The best thing I can compare the Pluto process to, is the life cycle of a butterfly, particularly the pupa stage. The chubby, cute caterpillar creates a chrysalis, aka a cocoon, which serves to protect and camouflage what’s happening inside (a la the Pluto/Scorpio “front”). And what happens inside is, basically, soup. The caterpillar’s body eats itself up from the inside out (Scorpio!), turning itself into (more or less) caterpillar soup. This soup then re-coalesces into an imago, the fully-developed and (usually) winged adult.
(Still think it’s “cute” to be a Plutonian?)
Astrologers have their own ways and words to illumine what transiting Pluto is all about. Bloch and George, in Astrology for Yourself, described a Pluto transit as “the opportunity to transform and regenerate an area of my life. In the process, existing structures may be destroyed.” That’s an adequate enough summary but doesn’t even hint at the magnitude of what happens.
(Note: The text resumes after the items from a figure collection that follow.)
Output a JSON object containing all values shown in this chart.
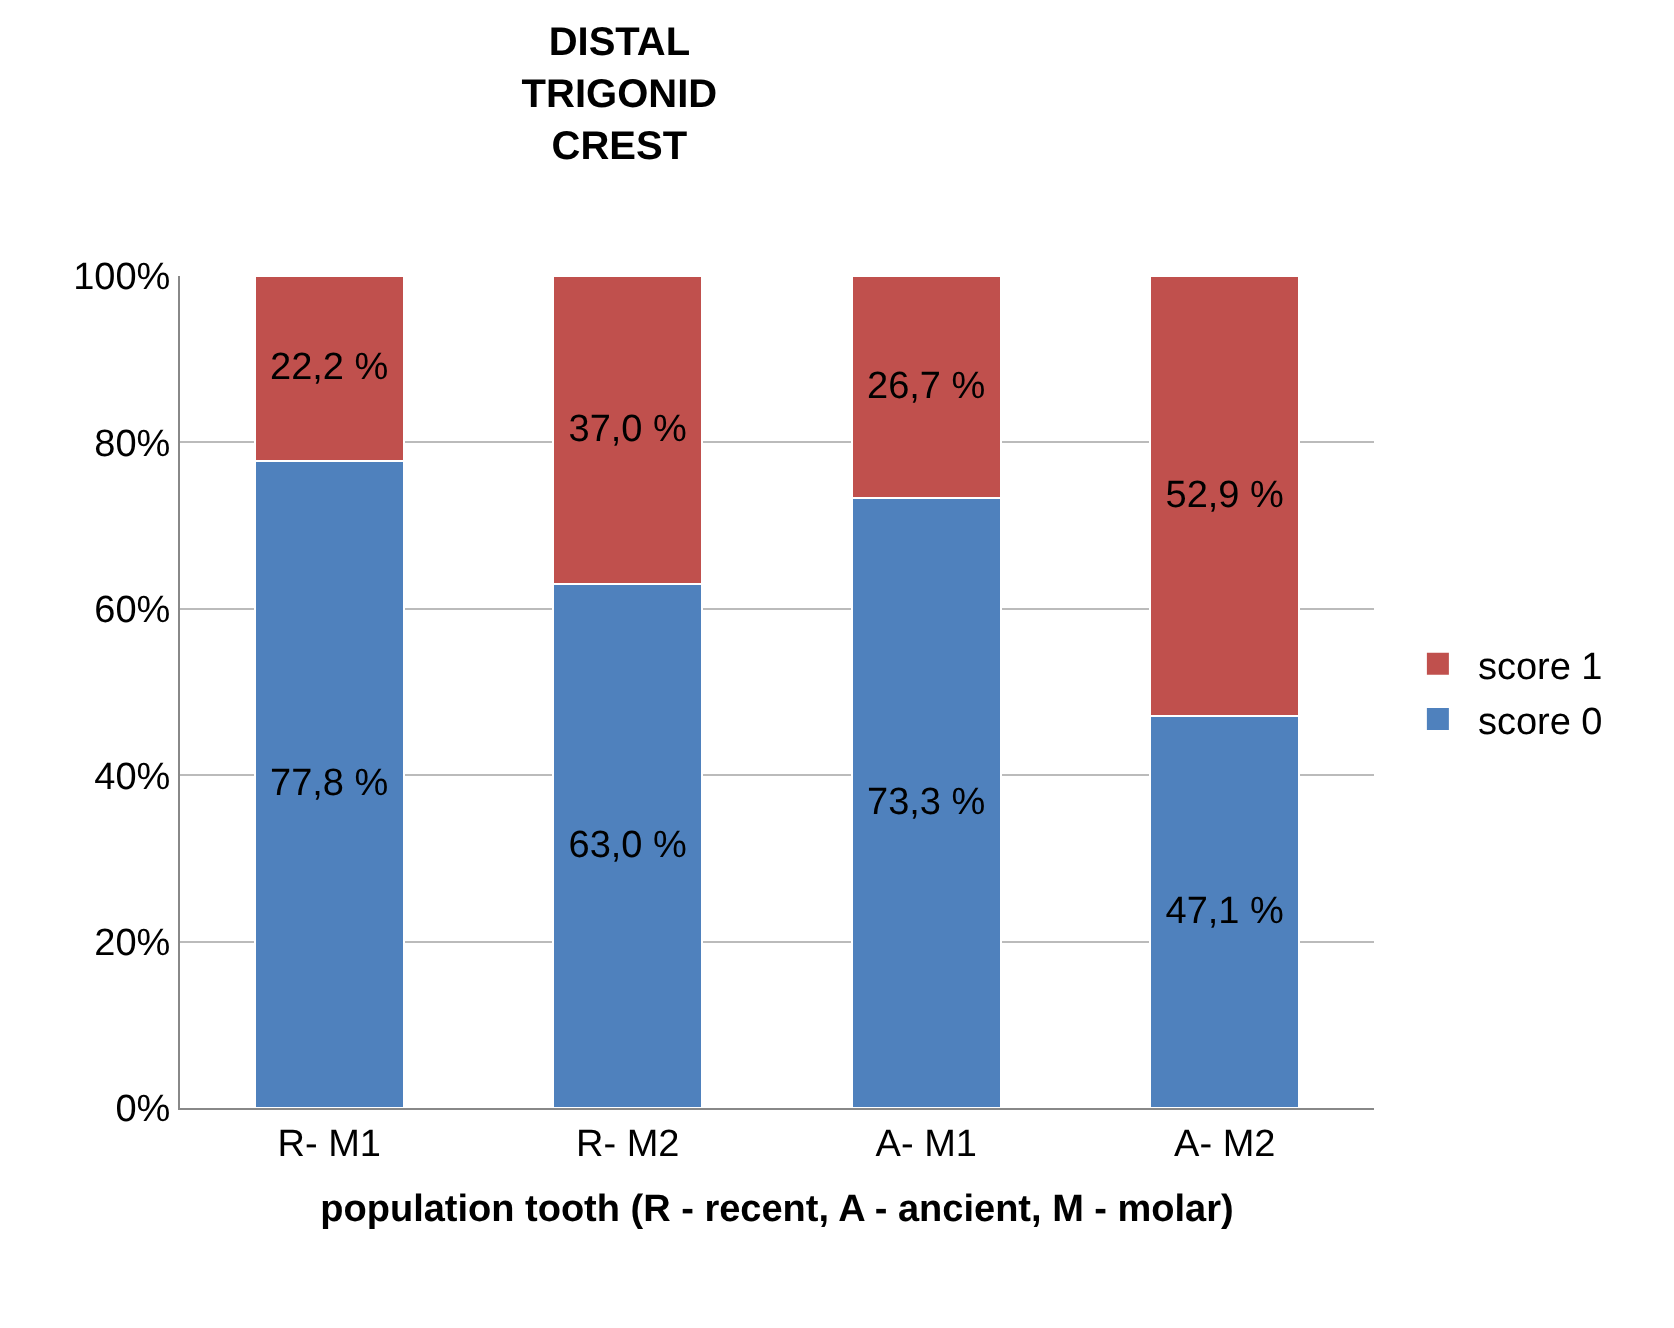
{
  "chart_data": {
    "type": "bar",
    "title": "DISTAL\nTRIGONID\nCREST",
    "xlabel": "population tooth (R - recent, A - ancient, M - molar)",
    "categories": [
      "R- M1",
      "R- M2",
      "A- M1",
      "A- M2"
    ],
    "stacked": true,
    "series": [
      {
        "name": "score 0",
        "color": "#4f81bd",
        "values": [
          77.8,
          63.0,
          73.3,
          47.1
        ],
        "value_labels": [
          "77,8 %",
          "63,0 %",
          "73,3 %",
          "47,1 %"
        ]
      },
      {
        "name": "score 1",
        "color": "#c0504d",
        "values": [
          22.2,
          37.0,
          26.7,
          52.9
        ],
        "value_labels": [
          "22,2 %",
          "37,0 %",
          "26,7 %",
          "52,9 %"
        ]
      }
    ],
    "ylim": [
      0,
      100
    ],
    "yticks": [
      {
        "value": 0,
        "label": "0%"
      },
      {
        "value": 20,
        "label": "20%"
      },
      {
        "value": 40,
        "label": "40%"
      },
      {
        "value": 60,
        "label": "60%"
      },
      {
        "value": 80,
        "label": "80%"
      },
      {
        "value": 100,
        "label": "100%"
      }
    ],
    "grid": "y",
    "legend": "right"
  }
}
In The Changing Sky, Steven Forrest (himself a Plutonian) wrote of “Pluto the Teacher” gifting us with “the ability to heal one’s soul, recovering the energy needed to find an altruistic mission in life, thereby filling one’s consciousness with a sense of ultimate purpose.” He also warned of “Pluto the Trickster” trapping us via “the temptation to allow rigidity, dogmatism, and power tripping to narrow our perspective, isolating our egos in a spirit of cynicism, despair, and nihilism. The compulsion to reenact whatever dramas have wounded us in the past.”
What I’m saying is that a Pluto transit is, in essence, a soup-making process. “Is it soup yet?” Maybe not - this could be the lifetime where (oh) three of your back left legs liquefy and dissolve, but there’s a whole bunch of caterpillar left. Evil cackle.
There’s one more factor to consider in Pluto transits - namely, the sign it occupies. Saying I have transiting Pluto entering my 3rd House is missing a crucial ingredient. Had this happened to me in 1977, when Pluto was in Libra - that would have made for a much, much different cocoon (tureen?) for the soup.
(Rant time: why do astrologers never write about the signs in transit? Why is it always “Cosmic Thingy transiting through your Nth House” and not “Cosmic Thingy in whatever sign transiting through your Nth House”? Allow me to answer my own question: because it’s too hard.)